Surface Indications for Deep Hydrocarbon Deposits in the Central Bohemia, Czech Republic
Department of Petroleum Technology and Petrochemistry, Institute of Chemical Technology, Prague
We describe a number of new small-scale hydrocarbon occurrences ranging from pristine petroleum and gas shows to degraded bitumen that come from various locations in the central part of the Bohemian Massif. We further argue that many if not most of hydrocarbon occurrences in that area, both newly described and already known, are in fact concentrated within five distinct, 25?40 km wide, N-S-trending linear zones that cut across crystalline and sedimentary units. These linear structures seem to provide long-lived and periodically re-activated conduits for various geofluids that include, apart from hydrocarbons, thermal and mineral waters, warm brines, uranium-bearing hydrothermal solutions, CO2, CH4, and He. Geological and geochemical evidence shows that within the linear zones at least several distinct episodes of fluid migration occurred during the geological history.

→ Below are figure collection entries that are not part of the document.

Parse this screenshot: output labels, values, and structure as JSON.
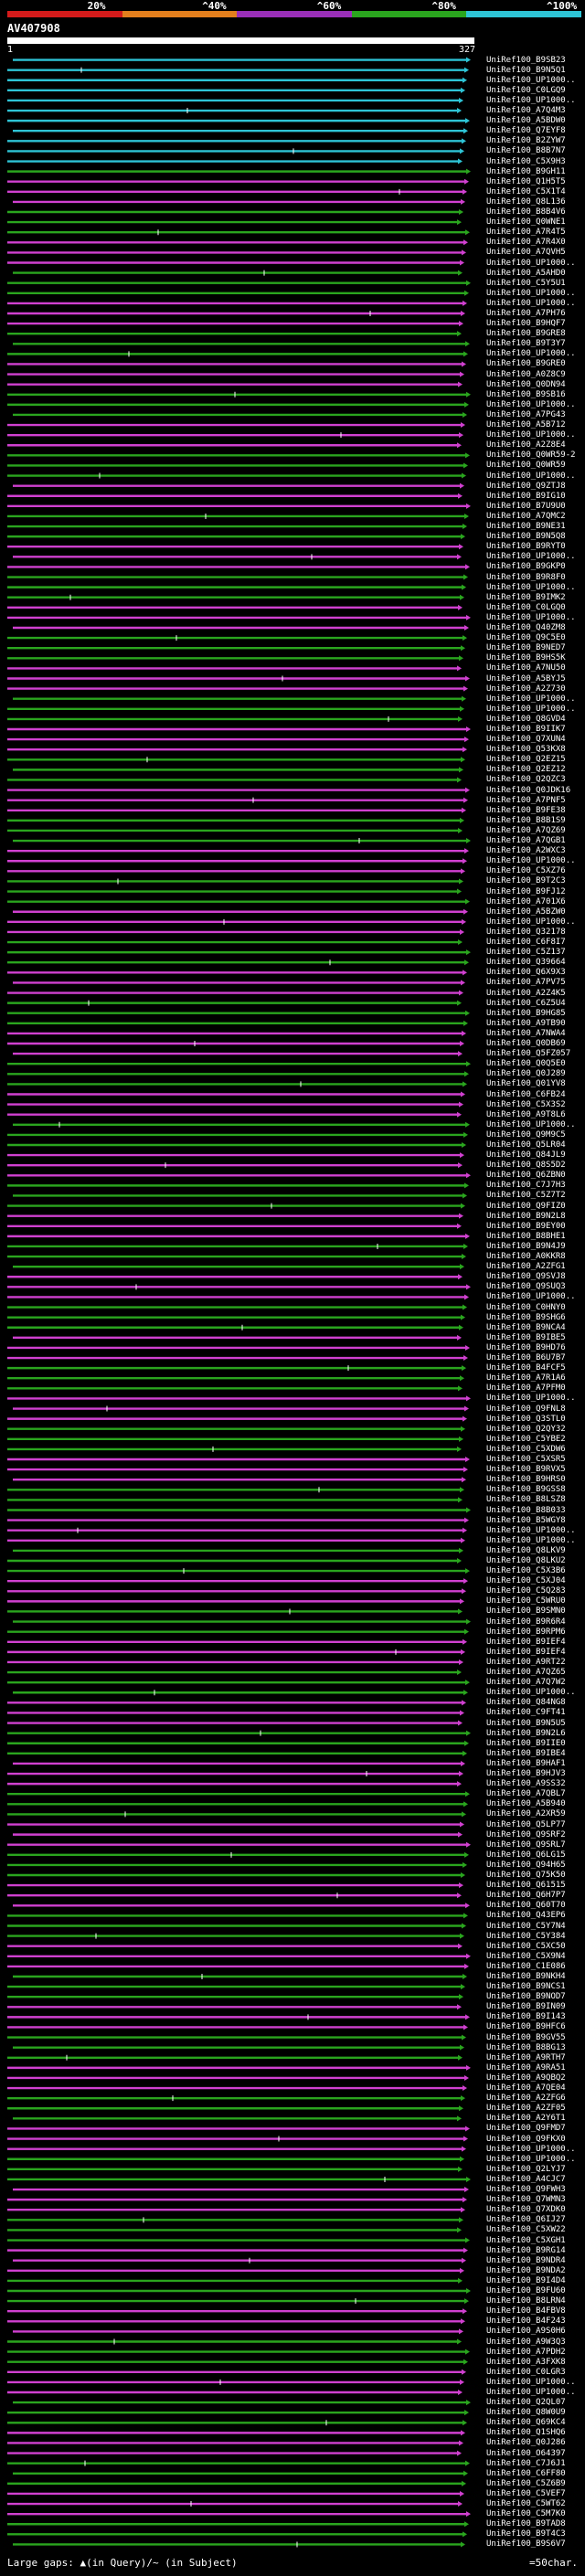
{
  "legend": {
    "items": [
      {
        "label": "20%",
        "color": "#d41b1b"
      },
      {
        "label": "^40%",
        "color": "#e37f1d"
      },
      {
        "label": "^60%",
        "color": "#9a2fb8"
      },
      {
        "label": "^80%",
        "color": "#2aa51e"
      },
      {
        "label": "^100%",
        "color": "#2ec4d6"
      }
    ]
  },
  "query": {
    "name": "AV407908",
    "start": "1",
    "end": "327"
  },
  "hit_labels": [
    "UniRef100_B9SB23",
    "UniRef100_B9N5Q1",
    "UniRef100_UP1000..",
    "UniRef100_C0LGQ9",
    "UniRef100_UP1000..",
    "UniRef100_A7Q4M3",
    "UniRef100_A5BDW0",
    "UniRef100_Q7EYF8",
    "UniRef100_B2ZYW7",
    "UniRef100_B8B7N7",
    "UniRef100_C5X9H3",
    "UniRef100_B9GH11",
    "UniRef100_Q1H5T5",
    "UniRef100_C5X1T4",
    "UniRef100_Q8L136",
    "UniRef100_B8B4V6",
    "UniRef100_Q0WNE1",
    "UniRef100_A7R4T5",
    "UniRef100_A7R4X0",
    "UniRef100_A7QVH5",
    "UniRef100_UP1000..",
    "UniRef100_A5AHD0",
    "UniRef100_C5Y5U1",
    "UniRef100_UP1000..",
    "UniRef100_UP1000..",
    "UniRef100_A7PH76",
    "UniRef100_B9HQF7",
    "UniRef100_B9GRE8",
    "UniRef100_B9T3Y7",
    "UniRef100_UP1000..",
    "UniRef100_B9GRE0",
    "UniRef100_A0Z8C9",
    "UniRef100_Q0DN94",
    "UniRef100_B9SB16",
    "UniRef100_UP1000..",
    "UniRef100_A7PG43",
    "UniRef100_A5B712",
    "UniRef100_UP1000..",
    "UniRef100_A2Z8E4",
    "UniRef100_Q0WR59-2",
    "UniRef100_Q0WR59",
    "UniRef100_UP1000..",
    "UniRef100_Q9ZTJ8",
    "UniRef100_B9IG10",
    "UniRef100_B7U9U0",
    "UniRef100_A7QMC2",
    "UniRef100_B9NE31",
    "UniRef100_B9N5Q8",
    "UniRef100_B9RYT0",
    "UniRef100_UP1000..",
    "UniRef100_B9GKP0",
    "UniRef100_B9R8F0",
    "UniRef100_UP1000..",
    "UniRef100_B9IMK2",
    "UniRef100_C0LGQ0",
    "UniRef100_UP1000..",
    "UniRef100_Q40ZM8",
    "UniRef100_Q9C5E0",
    "UniRef100_B9NED7",
    "UniRef100_B9HS5K",
    "UniRef100_A7NU50",
    "UniRef100_A5BYJ5",
    "UniRef100_A2Z730",
    "UniRef100_UP1000..",
    "UniRef100_UP1000..",
    "UniRef100_Q8GVD4",
    "UniRef100_B9IIK7",
    "UniRef100_Q7XUN4",
    "UniRef100_Q53KX8",
    "UniRef100_Q2EZ15",
    "UniRef100_Q2EZ12",
    "UniRef100_Q2QZC3",
    "UniRef100_Q0JDK16",
    "UniRef100_A7PNF5",
    "UniRef100_B9FE38",
    "UniRef100_B8B1S9",
    "UniRef100_A7QZ69",
    "UniRef100_A7QGB1",
    "UniRef100_A2WXC3",
    "UniRef100_UP1000..",
    "UniRef100_C5XZ76",
    "UniRef100_B9T2C3",
    "UniRef100_B9FJ12",
    "UniRef100_A701X6",
    "UniRef100_A5BZW0",
    "UniRef100_UP1000..",
    "UniRef100_Q32178",
    "UniRef100_C6F8I7",
    "UniRef100_C5Z137",
    "UniRef100_Q39664",
    "UniRef100_Q6X9X3",
    "UniRef100_A7PV75",
    "UniRef100_A2Z4K5",
    "UniRef100_C6Z5U4",
    "UniRef100_B9HG85",
    "UniRef100_A9TB90",
    "UniRef100_A7NWA4",
    "UniRef100_Q0DB69",
    "UniRef100_Q5FZ057",
    "UniRef100_Q0Q5E0",
    "UniRef100_Q0J289",
    "UniRef100_Q01YV8",
    "UniRef100_C6FB24",
    "UniRef100_C5X3S2",
    "UniRef100_A9T8L6",
    "UniRef100_UP1000..",
    "UniRef100_Q9M9C5",
    "UniRef100_Q5LR04",
    "UniRef100_Q84JL9",
    "UniRef100_Q8S5D2",
    "UniRef100_Q6ZBN0",
    "UniRef100_C7J7H3",
    "UniRef100_C5Z7T2",
    "UniRef100_Q9FIZ0",
    "UniRef100_B9N2L8",
    "UniRef100_B9EY00",
    "UniRef100_B8BHE1",
    "UniRef100_B9N4J9",
    "UniRef100_A0KKR8",
    "UniRef100_A2ZFG1",
    "UniRef100_Q9SVJ8",
    "UniRef100_Q9SUQ3",
    "UniRef100_UP1000..",
    "UniRef100_C0HNY0",
    "UniRef100_B9SHG6",
    "UniRef100_B9NCA4",
    "UniRef100_B9IBE5",
    "UniRef100_B9HD76",
    "UniRef100_B6U7B7",
    "UniRef100_B4FCF5",
    "UniRef100_A7R1A6",
    "UniRef100_A7PFM0",
    "UniRef100_UP1000..",
    "UniRef100_Q9FNL8",
    "UniRef100_Q3STL0",
    "UniRef100_Q2QY32",
    "UniRef100_C5YBE2",
    "UniRef100_C5XDW6",
    "UniRef100_C5XSR5",
    "UniRef100_B9RVX5",
    "UniRef100_B9HRS0",
    "UniRef100_B9GSS8",
    "UniRef100_B8LSZ8",
    "UniRef100_B8B033",
    "UniRef100_B5WGY8",
    "UniRef100_UP1000..",
    "UniRef100_UP1000..",
    "UniRef100_Q8LKV9",
    "UniRef100_Q8LKU2",
    "UniRef100_C5X3B6",
    "UniRef100_C5XJ04",
    "UniRef100_C5Q283",
    "UniRef100_C5WRU0",
    "UniRef100_B9SMN0",
    "UniRef100_B9R6R4",
    "UniRef100_B9RPM6",
    "UniRef100_B9IEF4",
    "UniRef100_B9IEF4",
    "UniRef100_A9RT22",
    "UniRef100_A7QZ65",
    "UniRef100_A7Q7W2",
    "UniRef100_UP1000..",
    "UniRef100_Q84NG8",
    "UniRef100_C9FT41",
    "UniRef100_B9N5U5",
    "UniRef100_B9N2L6",
    "UniRef100_B9IIE0",
    "UniRef100_B9IBE4",
    "UniRef100_B9HAF1",
    "UniRef100_B9HJV3",
    "UniRef100_A9SS32",
    "UniRef100_A7QBL7",
    "UniRef100_A5B940",
    "UniRef100_A2XR59",
    "UniRef100_Q5LP77",
    "UniRef100_Q9SRF2",
    "UniRef100_Q9SRL7",
    "UniRef100_Q6LG15",
    "UniRef100_Q94H65",
    "UniRef100_Q75K50",
    "UniRef100_Q61515",
    "UniRef100_Q6H7P7",
    "UniRef100_Q60T70",
    "UniRef100_Q43EP6",
    "UniRef100_C5Y7N4",
    "UniRef100_C5Y384",
    "UniRef100_C5XC50",
    "UniRef100_C5X9N4",
    "UniRef100_C1E086",
    "UniRef100_B9NKH4",
    "UniRef100_B9NCS1",
    "UniRef100_B9NOD7",
    "UniRef100_B9IN09",
    "UniRef100_B9I143",
    "UniRef100_B9HFC6",
    "UniRef100_B9GV55",
    "UniRef100_B8BG13",
    "UniRef100_A9RTH7",
    "UniRef100_A9RA51",
    "UniRef100_A9QBQ2",
    "UniRef100_A7QE04",
    "UniRef100_A2ZFG6",
    "UniRef100_A2ZF05",
    "UniRef100_A2Y6T1",
    "UniRef100_Q9FMD7",
    "UniRef100_Q9FKX0",
    "UniRef100_UP1000..",
    "UniRef100_UP1000..",
    "UniRef100_Q2LYJ7",
    "UniRef100_A4CJC7",
    "UniRef100_Q9FWH3",
    "UniRef100_Q7WMN3",
    "UniRef100_Q7XDK0",
    "UniRef100_Q6IJ27",
    "UniRef100_C5XW22",
    "UniRef100_C5XGH1",
    "UniRef100_B9RG14",
    "UniRef100_B9NDR4",
    "UniRef100_B9NDA2",
    "UniRef100_B9I4D4",
    "UniRef100_B9FU60",
    "UniRef100_B8LRN4",
    "UniRef100_B4FBV8",
    "UniRef100_B4F243",
    "UniRef100_A9S0H6",
    "UniRef100_A9W3Q3",
    "UniRef100_A7PDH2",
    "UniRef100_A3FXK8",
    "UniRef100_C0LGR3",
    "UniRef100_UP1000..",
    "UniRef100_UP1000..",
    "UniRef100_Q2QL07",
    "UniRef100_Q8W0U9",
    "UniRef100_Q69KC4",
    "UniRef100_Q1SHQ6",
    "UniRef100_Q0J286",
    "UniRef100_O64397",
    "UniRef100_C7J6J1",
    "UniRef100_C6FF80",
    "UniRef100_C5Z6B9",
    "UniRef100_C5VEF7",
    "UniRef100_C5WT62",
    "UniRef100_C5M7K0",
    "UniRef100_B9TAD8",
    "UniRef100_B9T4C3",
    "UniRef100_B9S6V7"
  ],
  "footer": {
    "large_gaps": "Large gaps:",
    "in_query": "(in Query)",
    "in_subject": "/~ (in Subject)",
    "scale": "=50char."
  }
}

A number of local present-day emissions and small oil seeps are probably indicative of the most recent migration stage that appears to have resumed in the Tertiary period, following the Alpine orogeny. The hydrocarbons found at the surface may point to undiscovered deposits and/or hydrocarbon-producing sequences beneath the surface, though juvenile, deep-mantle (abiogenic) contributions can be also viable. Alternatively, hydrocarbon origin can be also explained in terms of a long-distance lateral migration from unknown sources in the Alpine realm. Regardless the dubious source(s), our analysis indicates that the internal part of the Bohemian Massif shall be seriously considered as an emerging target for future oil and gas exploration; a conclusion that is both fundamental and challenging.